J'indiquai du doigt le boulevard en fête.

— Oui, sans doute, on se réjouit ici de la grande victoire remportée sur terre ce matin. Mais demain? Demain vous verrez la terreur régner dans les rues, chaque passant regarder les nuages, s'attendant à les voir vomir du feu sur nos toits, alors qu'il croyait son pays supérieur à tous les autres, nanti d'un outil de guerre incomparable...

— Il l'est, monsieur, il l'est!

— Parbleu! Je sais bien qu'il vient de donner des preuves effroyables de son aptitude à la dévastation. Rapeau a brûlé Munich et Francfort, terrifié toute l'Allemagne centrale...

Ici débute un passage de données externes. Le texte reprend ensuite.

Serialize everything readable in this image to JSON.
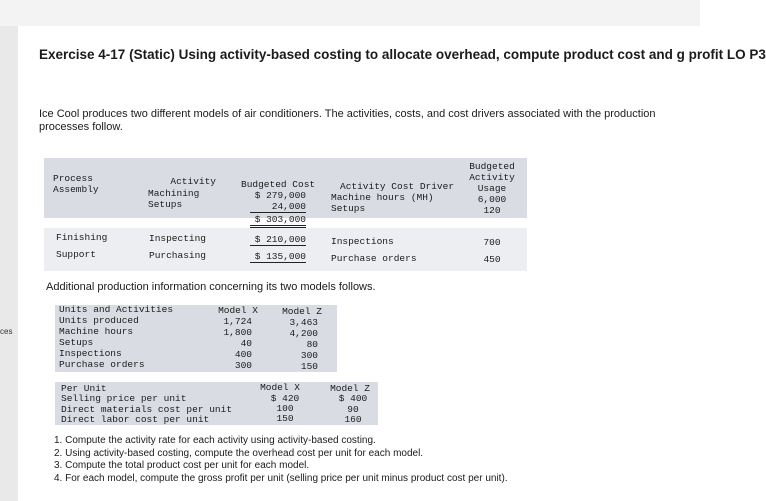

Une sonnerie vigoureuse interrompit M. Martin du Bois. Le téléphone à l'oreille, il écouta deux minutes, puis continua:

— Voilà encore un beau feu à son actif. On m'annonce de la rédaction que la flotte de Rapeau, sous le commandement d'un chef provisoire, à poursuivi le plan de l'aéramiral en réduisant en cendres, cette après-midi, le fameux trésor des charbons de Duisbourg.


Illustration

Les entrepôts et les bateaux des trois cités charbonnières
allemandes étaient la proie des flammes. (Page 136).


Je tressaillis de joie.

— Vous connaissez Duisbourg, Rurhot et Hochield, ces trois cités réunies en une seule, au confluent de la Ruhr et du Rhin. C'est de là que toute l'Allemagne tire son charbon. Un million d'habitants, le plus grand port fluvial des deux mondes, vingt-cinq millions de tonnes par an. Tout est en flammes les villes, les entrepôts, les bateaux. C'est un cataclysme habilement déchaîné par nos monte-en-l'air. Mais vous verrez que l'opinion, demain matin, ne leur en tiendra guère compte.

— Que lui faut-il donc?

— Il lui faut... Il lui faudrait une bataille dans les nuages, la certitude que la flotte allemande de l'air n'existe pas ou n'existe plus. L'incertitude où les Américains la plongent, par tactique — c'est de bonne guerre — l'énerve et l'épouvante. Elle eût voulu que Rapeau découvrît les forces aériennes de nos adversaires, qu'il leur offrît le combat et les détruisît, pour commencer. Après quoi le peuple tout entier se fût calmé, assagi; il eût attendu patiemment, ou presque, que nos généraux renouvelassent dans les Vosges le beau succès d'aujourd'hui. Mais Rapeau n'a rien vu, rien trouvé, rien dépisté. Or il semble acquis à présent qu'une flotte allemande redoutable se concentre quelque part, dans le Nord, protégée par des forces terriennes, maritimes et sous-marines, pour fondre, de là, soudainement sur l'Angleterre, trop confiante dans son isolement naturel, oublieuse des leçons de l'histoire. Car enfin l'histoire se recommence. Ce que les Allemands semblent préparer patiemment, tout en laissant brûler leurs villes ouvertes, c'est la répétition de l'expédition des Normands, exécutée avec d'autres moyens, onze cents ans plus tard, par des Prussiens.


Illustration

Comme Napoléon, M. Martin du Bois marchait, les mains derrière
le dos. «Les Normands de demain, disait-il, seront les Prussiens.»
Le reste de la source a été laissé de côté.